SAVAŞ ZAMANINDA KULLANILAN GÜVERCİNLER
Yol bulabilen güvercinlerin yetiştirilmesi bugün dünya çapında bir eğlenceye dönüşmüş ve gökyüzü birbiriyle yarışan güvercinlerle dolmuş olsa da, güvercinler savaş zamanı Avrupa'da çok daha ciddi görevler üstlenmişlerdir.
Paris'in 1870-1871 Fransa-Prusya Savaşı sırasında kuşatma altında olduğu dönemde, posta güvercini kullanılmıştı.
Dört buçuk ay süren kuşatma sırasında postanın normal yollardan iletilmesi mümkün olmamıştı. İşe yarayan tek yöntem ise, şehir içine ve şehir dışına resmi ve özel binlerce mesaj ulaştıran güvercinler olmuştu.
İBN BATTÛTA HİNDİSTAN’A DAİR NE ANLATMIŞTI?
14'üncü yüzyıl Orta Çağ Hindistan'ında, Delhi'deki Müslüman sultanına gönderilecek mesajlar güvercinlerle değil, günümüzün bayrak koşucularına benzeyen kuryelerle iletiliyordu.
14'üncü yüzyılın hızlı gezgini İbn Battûta, tepesinde bakır çan bulunan bir değnek taşıyan bir adamın 500 metre boyunca mümkün olduğunca hızlı koştuğunu, zili duyan bir sonraki adamın mesajı alıp devam etmek üzere hazırlandığını anlatır.

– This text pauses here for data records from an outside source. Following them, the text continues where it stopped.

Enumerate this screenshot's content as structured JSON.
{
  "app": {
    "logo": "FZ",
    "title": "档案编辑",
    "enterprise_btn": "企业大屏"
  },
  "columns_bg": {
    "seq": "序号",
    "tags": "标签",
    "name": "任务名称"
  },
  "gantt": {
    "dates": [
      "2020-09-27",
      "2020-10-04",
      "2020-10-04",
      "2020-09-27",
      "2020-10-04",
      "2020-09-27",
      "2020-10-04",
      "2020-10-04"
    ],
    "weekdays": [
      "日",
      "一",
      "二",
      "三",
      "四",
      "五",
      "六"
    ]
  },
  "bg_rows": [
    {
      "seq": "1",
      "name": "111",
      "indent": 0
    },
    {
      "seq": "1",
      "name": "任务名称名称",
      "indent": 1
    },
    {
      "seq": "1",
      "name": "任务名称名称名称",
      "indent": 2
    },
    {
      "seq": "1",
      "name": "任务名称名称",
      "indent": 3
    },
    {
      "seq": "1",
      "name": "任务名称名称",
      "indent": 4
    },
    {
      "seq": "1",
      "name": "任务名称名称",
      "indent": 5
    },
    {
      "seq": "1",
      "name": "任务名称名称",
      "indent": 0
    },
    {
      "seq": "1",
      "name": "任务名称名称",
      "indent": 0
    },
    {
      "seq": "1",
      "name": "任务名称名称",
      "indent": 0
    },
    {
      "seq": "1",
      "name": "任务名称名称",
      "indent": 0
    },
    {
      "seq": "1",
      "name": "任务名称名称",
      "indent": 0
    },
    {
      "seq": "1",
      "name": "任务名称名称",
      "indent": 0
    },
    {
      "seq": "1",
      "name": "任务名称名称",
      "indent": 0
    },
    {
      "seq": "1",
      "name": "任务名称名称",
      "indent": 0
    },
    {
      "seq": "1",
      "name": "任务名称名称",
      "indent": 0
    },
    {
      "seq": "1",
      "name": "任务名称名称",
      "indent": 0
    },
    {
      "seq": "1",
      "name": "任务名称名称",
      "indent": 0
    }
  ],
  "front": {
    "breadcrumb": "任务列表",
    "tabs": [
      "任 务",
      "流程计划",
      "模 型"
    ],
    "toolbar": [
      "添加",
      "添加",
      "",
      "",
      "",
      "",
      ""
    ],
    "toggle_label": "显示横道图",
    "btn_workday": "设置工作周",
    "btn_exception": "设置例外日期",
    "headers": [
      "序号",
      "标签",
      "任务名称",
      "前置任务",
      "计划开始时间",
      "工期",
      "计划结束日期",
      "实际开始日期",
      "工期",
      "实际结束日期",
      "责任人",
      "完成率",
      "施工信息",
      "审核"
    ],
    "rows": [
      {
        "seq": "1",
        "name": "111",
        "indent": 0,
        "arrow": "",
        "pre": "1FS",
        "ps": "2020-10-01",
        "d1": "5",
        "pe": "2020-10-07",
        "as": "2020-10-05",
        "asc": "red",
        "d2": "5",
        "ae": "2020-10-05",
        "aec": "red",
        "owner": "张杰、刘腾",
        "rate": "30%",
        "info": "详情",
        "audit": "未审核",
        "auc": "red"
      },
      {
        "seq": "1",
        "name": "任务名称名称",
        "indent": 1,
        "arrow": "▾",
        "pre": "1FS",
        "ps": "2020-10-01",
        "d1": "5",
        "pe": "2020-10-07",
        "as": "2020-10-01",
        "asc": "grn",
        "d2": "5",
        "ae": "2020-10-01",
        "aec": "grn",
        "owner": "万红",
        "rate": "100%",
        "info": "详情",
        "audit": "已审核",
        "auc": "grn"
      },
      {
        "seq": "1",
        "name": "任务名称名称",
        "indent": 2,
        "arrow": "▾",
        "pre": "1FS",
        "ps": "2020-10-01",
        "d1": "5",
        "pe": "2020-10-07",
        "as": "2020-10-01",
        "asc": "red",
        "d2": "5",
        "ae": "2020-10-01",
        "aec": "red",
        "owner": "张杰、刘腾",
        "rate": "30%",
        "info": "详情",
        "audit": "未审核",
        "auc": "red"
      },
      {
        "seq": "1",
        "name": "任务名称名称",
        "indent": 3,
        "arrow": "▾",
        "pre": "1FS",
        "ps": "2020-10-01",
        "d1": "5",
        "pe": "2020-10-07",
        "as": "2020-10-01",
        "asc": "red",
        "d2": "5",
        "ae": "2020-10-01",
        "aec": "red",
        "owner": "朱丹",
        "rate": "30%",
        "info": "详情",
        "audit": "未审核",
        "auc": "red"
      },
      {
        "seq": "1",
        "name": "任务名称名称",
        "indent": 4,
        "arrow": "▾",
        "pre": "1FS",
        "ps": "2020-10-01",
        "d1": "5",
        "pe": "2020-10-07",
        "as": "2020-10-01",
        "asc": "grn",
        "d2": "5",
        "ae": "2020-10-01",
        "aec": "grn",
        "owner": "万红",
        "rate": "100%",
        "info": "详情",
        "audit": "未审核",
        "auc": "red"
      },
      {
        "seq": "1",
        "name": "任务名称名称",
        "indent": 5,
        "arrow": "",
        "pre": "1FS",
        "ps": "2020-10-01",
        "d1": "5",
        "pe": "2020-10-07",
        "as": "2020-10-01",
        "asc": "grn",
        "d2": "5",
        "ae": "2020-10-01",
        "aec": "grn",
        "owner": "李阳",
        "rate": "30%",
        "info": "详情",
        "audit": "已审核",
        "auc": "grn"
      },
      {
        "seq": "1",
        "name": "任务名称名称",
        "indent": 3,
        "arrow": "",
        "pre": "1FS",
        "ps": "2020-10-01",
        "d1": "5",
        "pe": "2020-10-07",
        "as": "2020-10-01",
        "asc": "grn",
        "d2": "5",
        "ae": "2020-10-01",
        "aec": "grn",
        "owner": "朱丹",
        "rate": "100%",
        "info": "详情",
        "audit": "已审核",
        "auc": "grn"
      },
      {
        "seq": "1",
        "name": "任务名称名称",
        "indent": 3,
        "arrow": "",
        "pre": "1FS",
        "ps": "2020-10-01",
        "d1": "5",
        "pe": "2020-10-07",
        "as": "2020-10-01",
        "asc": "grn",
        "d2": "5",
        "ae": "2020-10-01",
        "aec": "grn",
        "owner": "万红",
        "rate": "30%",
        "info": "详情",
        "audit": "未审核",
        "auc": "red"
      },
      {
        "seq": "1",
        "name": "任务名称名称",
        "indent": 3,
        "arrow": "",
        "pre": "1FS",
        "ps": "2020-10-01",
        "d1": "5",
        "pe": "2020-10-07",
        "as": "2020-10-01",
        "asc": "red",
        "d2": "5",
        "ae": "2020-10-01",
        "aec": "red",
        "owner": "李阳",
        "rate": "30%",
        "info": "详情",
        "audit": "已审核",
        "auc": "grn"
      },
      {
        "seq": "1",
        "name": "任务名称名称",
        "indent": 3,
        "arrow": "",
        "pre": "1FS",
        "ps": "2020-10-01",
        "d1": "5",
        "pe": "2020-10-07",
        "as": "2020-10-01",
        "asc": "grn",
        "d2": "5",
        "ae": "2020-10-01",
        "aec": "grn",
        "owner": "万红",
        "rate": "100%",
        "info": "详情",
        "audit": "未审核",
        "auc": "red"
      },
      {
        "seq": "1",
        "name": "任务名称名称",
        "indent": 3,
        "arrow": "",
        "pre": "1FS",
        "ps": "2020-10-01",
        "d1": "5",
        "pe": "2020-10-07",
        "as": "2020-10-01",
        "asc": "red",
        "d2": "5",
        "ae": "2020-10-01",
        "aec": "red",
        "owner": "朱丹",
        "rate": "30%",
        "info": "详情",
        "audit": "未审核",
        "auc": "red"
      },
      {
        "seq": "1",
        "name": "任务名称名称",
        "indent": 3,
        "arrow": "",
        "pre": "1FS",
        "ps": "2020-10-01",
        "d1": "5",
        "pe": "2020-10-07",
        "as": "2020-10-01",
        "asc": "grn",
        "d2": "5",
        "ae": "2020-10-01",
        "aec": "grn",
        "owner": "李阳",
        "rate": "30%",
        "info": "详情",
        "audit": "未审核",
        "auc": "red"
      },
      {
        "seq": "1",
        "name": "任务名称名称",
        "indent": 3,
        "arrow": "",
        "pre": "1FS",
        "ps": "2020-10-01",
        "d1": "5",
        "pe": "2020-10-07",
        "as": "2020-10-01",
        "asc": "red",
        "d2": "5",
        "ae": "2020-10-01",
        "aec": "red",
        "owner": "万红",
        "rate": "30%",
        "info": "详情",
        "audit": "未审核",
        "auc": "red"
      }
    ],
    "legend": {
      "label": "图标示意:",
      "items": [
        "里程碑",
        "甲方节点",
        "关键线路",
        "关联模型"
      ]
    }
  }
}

Bu şekilde, Hindistan'ın doğu ucundan başkente mesaj göndermek en fazla beş gün sürüyordu.
‘MÜSLÜMAN OLMAK’ İTİMAT ETMEK İÇİN YETERLİYDİ
İslam dünyasının dört bir yanını gezen İbn Battûta, mal ve haber göndermekte kullanılan birçok dâhice yönteme rastlar.
Mekke'de karşılaştığı bir tüccar eliyle oğluna para gönderir; Müslüman olması ve kendisi gibi Tancalı olması sebebiyle bu tüccara itimat etmekte bir mahsur görmemiştir.
Yani kilometrelerce uzakta olan insanlar bile dönemin teknolojisini kullanarak birbirleriyle irtibat kurabilmiştir.
KANUNİ’NİN ‘MUHTEŞEM’ HABERLEŞME TEŞKİLATI
Dünyanın bilinen en muntazam haberleşme teşkilatı, 1539 yılında Kanuni Sultan Süleyman zamanında Osmanlılar tarafından kuruldu.
Buna göre ülkenin belirli noktalarına "menzil" adıyla konaklama istasyonları kurulup çevre ahalisi de menzilci tayin edilerek yeni bir haberleşme sistemi oluşturuldu.
Ülkenin en uç noktalarına kadar ulaşan bu haberleşme ağının merkezi İstanbul olup Anadolu ve Rumeli yönlerinde üç ana kola ayrılırdı. Bu ana kollar da birbirine tali yollarla bağlanırdı. Bu sisteme göre İstanbul'dan çıkan bir mektup çok kısa bir zaman zarfında ülkenin en uç noktasına kadar ulaşıyor ve herhangi bir güvenlik veya gecikme sorunu ile karşı karşıya kalmıyordu.